Требоний остановился, перевел дыхание и продолжил:

– У меня есть идеи по этому поводу, но, я уверен, ты и сам можешь многое придумать. Надо устроить все так, чтобы казалось, будто Цезарь никогда не снимет с себя полномочий, никогда не откажется от власти и что конечная цель его – стать божеством на земле. Первый шаг к этому – получить царский венец. Видишь ли, никто из членов нашего клуба вовсе не хочет, чтобы его обвинили в perduellio или подвергнуться другому наказанию. Мы хотим выглядеть героями. Но для этого требуется правильным образом настроить первый класс – это единственный имеющий для нас значение класс. Все, кто пониже, уже считают Цезаря и богом, и царем, и им нравится это, потому что они любят его. Он дает им работу, пропитание, открывает новые возможности. Не все ли равно тогда, сколько будет он править и как? Все равно. Даже второму классу. Единственное, что нам надо сделать, – это повернуть первый класс против Цезаря Рекса.

Они подходили к дому Луция Цезаря.

– Не говори ни слова, Антоний. Твоим ответом будут действия. Больше ничего нам не надо.

Требоний кивнул, улыбнулся, словно они только что вели ничего не значащий разговор, и скрылся в доме. Марк Антоний пошел дальше, к дворцу наместника. Он тоже улыбался.


Когда на следующий день, на рассвете, огромная кавалькада покидала Нарбон, Цезарь пригласил Антония к себе в двуколку. Это не означало, что Гай Октавий впал в немилость. Он сел в другую двуколку, присоединившись к Дециму Бруту.

– Мы с тобой дальние родственники, молодой Октавий, – сказал Децим Брут, устало вздохнув.

Время, проведенное в Нарбоне, было напряженным, и напряжение еще не спало. Расслабиться не удастся, пока он не убедится, что Антоний не проболтался.

– Действительно, – весело согласился Октавий.

Этот обмен приветствиями явился прелюдией к долгому безобидному разговору, который закончился лишь через три дня в Арелате, где Цезарь задержался на один рыночный интервал, чтобы оставить там пятый легион, «Жаворонок». Когда Домициева дорога стала подниматься к Генавскому перевалу, Октавий вернулся в двуколку Цезаря, а Марк Антоний пересел к Дециму Бруту.

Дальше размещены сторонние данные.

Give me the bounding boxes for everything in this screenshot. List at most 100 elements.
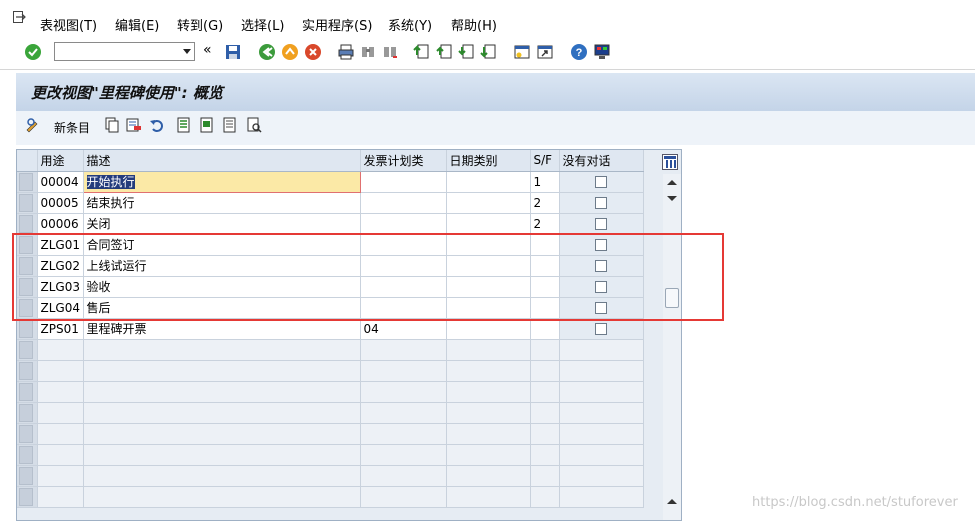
next-page-icon[interactable] [458, 43, 476, 61]
select-all-cell[interactable] [17, 150, 38, 172]
menu-selection[interactable]: 选择(L) [241, 15, 284, 34]
date-category-input[interactable] [446, 318, 531, 340]
new-entries-button[interactable]: 新条目 [54, 119, 90, 136]
row-selector[interactable] [17, 360, 38, 382]
menu-system[interactable]: 系统(Y) [388, 15, 432, 34]
vertical-scrollbar[interactable] [663, 174, 681, 520]
row-selector[interactable] [17, 486, 38, 508]
no-dialog-checkbox[interactable] [595, 260, 607, 272]
sf-input[interactable]: 2 [530, 213, 560, 235]
row-selector[interactable] [17, 318, 38, 340]
sf-input[interactable]: 1 [530, 171, 560, 193]
description-input[interactable]: 合同签订 [83, 234, 361, 256]
scroll-down-icon[interactable] [667, 196, 677, 201]
row-selector[interactable] [17, 276, 38, 298]
description-input[interactable]: 开始执行 [82, 170, 361, 193]
menu-table-view[interactable]: 表视图(T) [40, 15, 97, 34]
sf-input[interactable] [530, 255, 560, 277]
enter-icon[interactable] [24, 43, 42, 61]
help-icon[interactable]: ? [570, 43, 588, 61]
billing-plan-input[interactable] [360, 171, 447, 193]
find-icon[interactable] [359, 43, 377, 61]
layout-menu-icon[interactable] [593, 43, 611, 61]
no-dialog-checkbox[interactable] [595, 239, 607, 251]
save-icon[interactable] [224, 43, 242, 61]
billing-plan-input[interactable] [360, 213, 447, 235]
new-session-icon[interactable] [513, 43, 531, 61]
date-category-input[interactable] [446, 171, 531, 193]
billing-plan-input[interactable] [360, 192, 447, 214]
row-selector[interactable] [17, 423, 38, 445]
previous-page-icon[interactable] [436, 43, 454, 61]
shortcut-icon[interactable] [536, 43, 554, 61]
select-all-icon[interactable] [176, 117, 192, 133]
menu-edit[interactable]: 编辑(E) [115, 15, 159, 34]
select-block-icon[interactable] [199, 117, 215, 133]
first-page-icon[interactable] [413, 43, 431, 61]
date-category-input[interactable] [446, 192, 531, 214]
date-category-input[interactable] [446, 297, 531, 319]
scroll-thumb[interactable] [665, 288, 679, 308]
row-selector[interactable] [17, 255, 38, 277]
scroll-page-up-icon[interactable] [667, 499, 677, 504]
billing-plan-input[interactable] [360, 255, 447, 277]
column-header-billing-plan-type[interactable]: 发票计划类 [360, 150, 447, 172]
find-next-icon[interactable] [381, 43, 399, 61]
description-input[interactable]: 里程碑开票 [83, 318, 361, 340]
delete-icon[interactable] [126, 117, 142, 133]
row-selector[interactable] [17, 234, 38, 256]
last-page-icon[interactable] [480, 43, 498, 61]
column-header-no-dialog[interactable]: 没有对话 [559, 150, 644, 172]
billing-plan-input[interactable] [360, 276, 447, 298]
print-preview-icon[interactable] [246, 117, 262, 133]
display-change-icon[interactable] [25, 117, 41, 133]
chevron-down-icon[interactable] [183, 49, 191, 54]
no-dialog-checkbox[interactable] [595, 197, 607, 209]
cancel-icon[interactable] [304, 43, 322, 61]
row-selector[interactable] [17, 192, 38, 214]
no-dialog-checkbox[interactable] [595, 176, 607, 188]
deselect-all-icon[interactable] [222, 117, 238, 133]
undo-change-icon[interactable] [149, 117, 165, 133]
date-category-input[interactable] [446, 213, 531, 235]
sf-input[interactable]: 2 [530, 192, 560, 214]
column-header-description[interactable]: 描述 [83, 150, 361, 172]
row-selector[interactable] [17, 381, 38, 403]
print-icon[interactable] [337, 43, 355, 61]
description-input[interactable]: 关闭 [83, 213, 361, 235]
description-input[interactable]: 上线试运行 [83, 255, 361, 277]
row-selector[interactable] [17, 171, 38, 193]
row-selector[interactable] [17, 297, 38, 319]
no-dialog-checkbox[interactable] [595, 323, 607, 335]
date-category-input[interactable] [446, 255, 531, 277]
row-selector[interactable] [17, 402, 38, 424]
system-menu-icon[interactable] [13, 11, 27, 24]
copy-as-icon[interactable] [104, 117, 120, 133]
sf-input[interactable] [530, 297, 560, 319]
column-header-usage[interactable]: 用途 [37, 150, 84, 172]
exit-icon[interactable] [281, 43, 299, 61]
menu-utilities[interactable]: 实用程序(S) [302, 15, 372, 34]
column-header-date-category[interactable]: 日期类别 [446, 150, 531, 172]
table-settings-icon[interactable] [662, 154, 678, 170]
no-dialog-checkbox[interactable] [595, 218, 607, 230]
no-dialog-checkbox[interactable] [595, 302, 607, 314]
row-selector[interactable] [17, 444, 38, 466]
billing-plan-input[interactable] [360, 297, 447, 319]
billing-plan-input[interactable] [360, 234, 447, 256]
description-input[interactable]: 验收 [83, 276, 361, 298]
menu-help[interactable]: 帮助(H) [451, 15, 497, 34]
sf-input[interactable] [530, 276, 560, 298]
double-chevron-left-icon[interactable]: « [203, 42, 221, 60]
scroll-up-icon[interactable] [667, 180, 677, 185]
description-input[interactable]: 结束执行 [83, 192, 361, 214]
menu-goto[interactable]: 转到(G) [177, 15, 223, 34]
sf-input[interactable] [530, 318, 560, 340]
row-selector[interactable] [17, 339, 38, 361]
date-category-input[interactable] [446, 276, 531, 298]
sf-input[interactable] [530, 234, 560, 256]
no-dialog-checkbox[interactable] [595, 281, 607, 293]
column-header-sf[interactable]: S/F [530, 150, 560, 172]
row-selector[interactable] [17, 465, 38, 487]
description-input[interactable]: 售后 [83, 297, 361, 319]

Нет, он не проболтался. Какое облегчение!

– Уже в немилости? – спросил Децим. – Правда, Антоний, тебе нужен намордник.

Антоний усмехнулся:

– Нет, я лажу с великим человеком. Дело лишь в том, что я великоват, чтобы поместился еще и секретарь. А симпатичный маленький гомик много места не занимает. Интересный экземпляр, верно?

– О да, – тут же согласился Децим, – но не в том смысле, в каком ты думаешь. Гай Октавий очень опасен.

– Ты шутишь! Одурел от гадания, проболтаюсь я или нет?

– Нет, Антоний. Все далеко не так. Ты помнишь, что сказал Сулла Аврелии, когда та просила его сохранить Цезарю жизнь? Цезарь был ненамного старше, чем сейчас Октавий. «Хорошо, пусть будет по-твоему! – сказал Сулла. – Я отпущу его. Но предупреждаю! В этом молодом человеке я вижу несколько Мариев!» Так вот, в этом мальчике я вижу множество Мариев.

– У тебя определенно что-то с головой, – сказал Антоний и сменил тему: – Наш следующий пункт – Куларон.

– А что там будет?

– Собрание воконтиев. Великий человек подарит исконные земли воконтиев им же в память о старом Гнее Помпее Троге.

– Вот в этом я отдаю должное Цезарю, – сказал Децим Брут. – Он никогда не забывает добро. Трог оказывал нам огромную помощь во все годы Галльской войны, а воконтии заслужили статус друзей и союзников Рима. После того как Трог встал на сторону Цезаря, они прекратили ужасные набеги на нас. И никогда не поддерживали Верцингеторига.

– После Таврасии я поеду быстрее, – сказал Антоний.